I have a problem where given two lists representing schedules (periods when someone is busy), I want to return the available times for when both people/lists are available. For example,
create_schedule([(1,2), (4,6), (8, 12)], [(1,3), (5,9)]] => [(0, 1), (3,4)]
All times start from 0 and go up to the max number given in the input. This is my approach:
[(1,2), (4,6), (8, 12), (1,3), (5,9)]. [(1,2), (1,3), (4, 6), (5,9), (8,12)]. [(1,3), (4, 12)]. I can't use recursion and my solution has to be in O(nlogn). I've already coded the merge and sort function. Now, I need to create a function that takes the middle values so [(0,0), (1,3), (4,12)] becomes [(0, 1), (3,4)] (the answer). I'm not sure how to do this without recursion. I'm supposed to use higher-order functions like map, foldl, foldr, filter, etc.. I feel like I have a good start so far but I'm having a lot of trouble finishing it. Any tips would be super helpful!
I need to create a function that takes the middle values so
[(0,0), (1,3), (4,12)]becomes[(0, 1), (3,4)](the answer).
One approach: starting with [(0,0), (1,3), (4,12)], you can use List.tl and ListPair.zip to get [((0,0),(1,3)), ((1,3),(4,12))]. Then you just need a function that takes ((0,0),(1,3)) to (0,1) and ((1,3),(4,12)) to (3,4).
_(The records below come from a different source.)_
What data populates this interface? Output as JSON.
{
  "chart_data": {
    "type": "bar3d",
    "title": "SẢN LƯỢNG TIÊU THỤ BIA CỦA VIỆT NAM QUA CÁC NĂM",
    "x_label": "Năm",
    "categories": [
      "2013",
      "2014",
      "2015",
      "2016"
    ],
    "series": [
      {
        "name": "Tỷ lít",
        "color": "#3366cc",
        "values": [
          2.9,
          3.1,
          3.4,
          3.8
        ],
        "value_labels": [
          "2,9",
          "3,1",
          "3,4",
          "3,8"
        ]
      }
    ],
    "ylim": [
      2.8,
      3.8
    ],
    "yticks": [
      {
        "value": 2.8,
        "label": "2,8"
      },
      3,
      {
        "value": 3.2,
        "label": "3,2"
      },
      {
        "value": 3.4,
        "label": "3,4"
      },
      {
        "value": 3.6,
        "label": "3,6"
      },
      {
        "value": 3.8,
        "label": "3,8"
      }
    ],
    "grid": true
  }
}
Another approach: rather than inserting (0,0) at the start of the list, you can use (0, nil) as the init value in a call to List.foldl. The f will have type (int * int) * (int * int list), and will take ((1,3),(0,nil)) to (3,[(0,1)]) and ((4,12),(3,[(0,1)])) to (12,[(3,4),(0,1)]). You'll end up with (12,[(3,4),(0,1)]), whence you can easily obtain [(0,1),(3,4)].